Construction of new building started in 1894. The building was designed in the neoclassical style, built in rubble masonry with ashlar stone dressings and was completed in 1895. The design involved an asymmetrical main frontage of four bays facing onto the High Street. The first bay on the left, which was single storey, was fenestrated with a pair of sash windows, while the second bay contained two sash windows on the ground floor, a prominent oriel window on the first floor, and a lancet window in the gable above. The third bay featured a doorway flanked by pilasters and brackets supporting an entablature and a segmental pediment containing a date stone. The fourth bay was fenestrated by pairs of sash windows on both floors. Internally, the principal room was the council chamber.

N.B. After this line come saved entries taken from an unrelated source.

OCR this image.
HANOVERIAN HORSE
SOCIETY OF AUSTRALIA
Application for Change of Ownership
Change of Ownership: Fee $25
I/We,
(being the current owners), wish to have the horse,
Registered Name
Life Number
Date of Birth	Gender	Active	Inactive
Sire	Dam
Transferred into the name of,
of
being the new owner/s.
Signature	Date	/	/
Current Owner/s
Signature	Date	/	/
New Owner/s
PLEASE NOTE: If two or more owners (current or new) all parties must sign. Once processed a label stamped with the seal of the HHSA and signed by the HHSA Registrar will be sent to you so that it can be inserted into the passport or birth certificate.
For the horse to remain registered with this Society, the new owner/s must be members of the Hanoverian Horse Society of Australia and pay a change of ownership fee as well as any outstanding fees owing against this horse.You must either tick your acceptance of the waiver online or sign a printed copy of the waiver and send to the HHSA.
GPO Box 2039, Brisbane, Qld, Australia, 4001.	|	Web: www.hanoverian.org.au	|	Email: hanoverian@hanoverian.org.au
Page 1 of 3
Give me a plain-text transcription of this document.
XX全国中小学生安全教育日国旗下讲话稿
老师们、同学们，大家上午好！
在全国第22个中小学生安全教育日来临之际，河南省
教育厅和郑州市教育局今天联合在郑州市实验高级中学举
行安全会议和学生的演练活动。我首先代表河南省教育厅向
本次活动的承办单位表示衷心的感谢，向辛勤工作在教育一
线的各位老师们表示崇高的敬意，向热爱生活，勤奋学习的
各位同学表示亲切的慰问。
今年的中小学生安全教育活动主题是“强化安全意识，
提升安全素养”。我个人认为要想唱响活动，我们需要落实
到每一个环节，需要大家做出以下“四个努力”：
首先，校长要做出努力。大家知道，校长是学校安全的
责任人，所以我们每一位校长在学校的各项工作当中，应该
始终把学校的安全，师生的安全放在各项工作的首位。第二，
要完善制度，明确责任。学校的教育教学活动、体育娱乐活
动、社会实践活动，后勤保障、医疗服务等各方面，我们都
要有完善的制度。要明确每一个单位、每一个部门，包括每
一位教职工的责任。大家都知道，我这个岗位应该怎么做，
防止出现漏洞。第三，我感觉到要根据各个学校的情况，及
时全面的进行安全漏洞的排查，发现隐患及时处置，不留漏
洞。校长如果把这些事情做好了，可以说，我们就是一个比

In the early 20th century, a single storey fire station was erected behind the council offices. The fire brigade was equipped with a horse-drawn fire engine from 1905 and with a motorised fire engine from 1912. The fire station was later augmented by a second storey, and an arched carriageway entrance was built between the council offices and the properties to the south, so as to maintain vehicle access for fire engines to their garaging behind. A memorial, in the form of a brass plaque intended to commemorate the lives of former employees of the council who had died in the First World War, was unveiled by the chairman of the council, Councillor Thomas Nixon Arkle, in October 1921.

The building continued to serve as the offices of Gosforth Urban District Council for much of the 20th century, but ceased to be the local seat of government when the enlarged Newcastle City Council was formed in 1974. It continued to serve as the local offices of the housing department of the city council until 2015, when, with the fire station, it was deemed surplus to requirements and was sold for commercial use.